Моя жизнь - Амундсен Руаль Энгельберт Гравнинг - Страница 47
- Предыдущая
- 47/47
Спуск в Осло прошел значительно лучше, но все же отвратительно. В Ленинграде Нобиле, наконец, удалось провести маневр нормальным образом.
Но не только в маневрах проявил Нобиле недостаточнее знание полетов на дирижабле. В своем докладе он рассказывает о буре, в которую мы попали над Францией. В связи с его утверждением, что он, так сказать, являлся «единственным» на борту судна, я могу заметить, что в тот раз экспедиция погибла бы, не будь на борту еще других людей. Мы находились над Рошфором, попав в северо-восточный шторм такой силы, что мы стояли неподвижно в воздухе. Согласно картам погоды, циклон приближался из Бискайского залива. Если бы мы не пустили тогда в ход еще и третьего мотора и не проложили курса западнее Пулхэма, чтобы миновать центр циклона и выйти в область более спокойного состояния атмосферы, то остались бы стоять на месте, израсходовали бы весь бензин и затем в заключение стали бы дрейфовать. Прекрасное начало для экспедиции! Но Нобиле не хотел и слушать этих доводов. Прежде всего он не хотел пускать в ход третьего мотора, потому что мы тогда истратили бы больше бензина, а во-вторых, мы, по его мнению, должны были держать курс на Пулхэм и ни в коем случае не отклоняться. В конце концов майору Скотту удалось убедить его. Если бы Нобиле не сдался, нам пришлось бы решиться на весьма неприятный шаг и лишить его командования: впрочем нам едва не пришлось сделать это и во время самого перелета через полюс, когда Нобиле лишь в самый последний момент отказался от какой-то сумасбродной мысли.

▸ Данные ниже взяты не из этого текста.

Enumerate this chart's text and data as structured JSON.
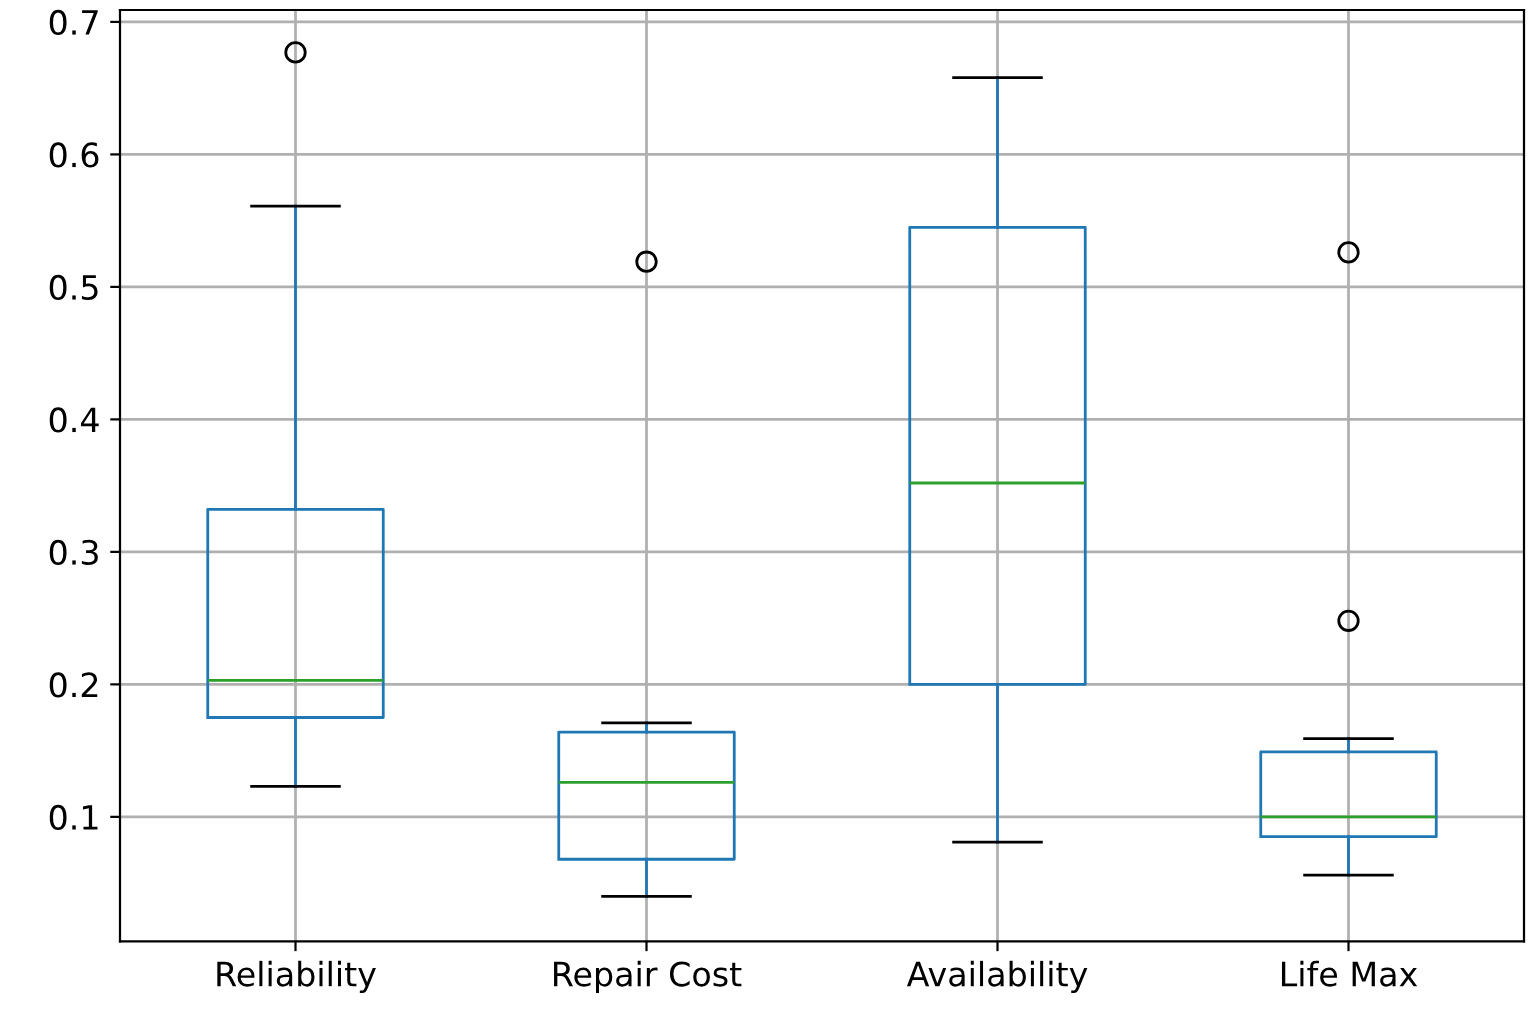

Этого, кажется, достаточно, и я сожалею, что поведение Нобиле было таково, что Амундсен счел себя вынужденным просить меня об исправлении некоторых его заявлений. Для меня эти два года были преисполнены стольких неприятностей со всех сторон, что я предпочел бы молчать и поскорее забыть обо всем. С первого же момента со стороны итальянцев были одни только дрязги. Без последних дело нигде не обходилось, за исключением разве Москвы. Об этом можно было бы написать целую книгу. В виде маленького примера я расскажу следующее.
Мы с Нобиле поехали в Ленинград для ведения переговоров с советскими властями об использовании ангара в Гатчине (Красногвардейске). Нобиле связался с тогдашним итальянским консулом, который сговорился о совещании с властями. Так как экспедиция была норвежская и соглашение с нашей стороны должно было быть улажено норвежским консулом в Ленинграде, то я обратился к итальянскому консулу с просьбой, чтобы наш консул тоже приехал на совещание. Итальянский консул отказал мне в этом без всяких разговоров. Когда я позднее читал в Ленинградском университете и в Союзе инженеров доклад об экспедиции прошлого года, то воспользовался этим случаем для разъяснения, каким образом новая экспедиция является продолжением первой. По той же самой причине мне пришлось в Италии, несмотря на большую работу по подготовке экспедиции, взять на себя тяжелое для меня задание разучить доклад на итальянском языке, который, кроме двух раз в Риме, был также прочитан мною в Милане и Неаполе. Целью этих докладов было обратить самым вежливым образом внимание на то, что и мы тоже имели скромное отношение к экспедиции.
Так как недружелюбно настроенные к нам лица распространили слух, будто внутренние раздоры экспедиции были вызваны мною, то я хочу добавить, дабы помешать злоупотреблению относительно сказанного здесь мною, что Нобиле через несколько дней после нашего спуска в Теллере предлагал мне организовать совместно с ним новую экспедицию, которая должна была носить его и мое имя. Едва ли бы он это сделал, если бы распространяемые слухи были верны.
Я всегда ценил вклад итальянцев независимо от того, был ли он оплачен или нет, и в знак признания его сам пристопорил итальянский флаг и сам спустил его под капитанской гондолой, когда мы покидали Рим.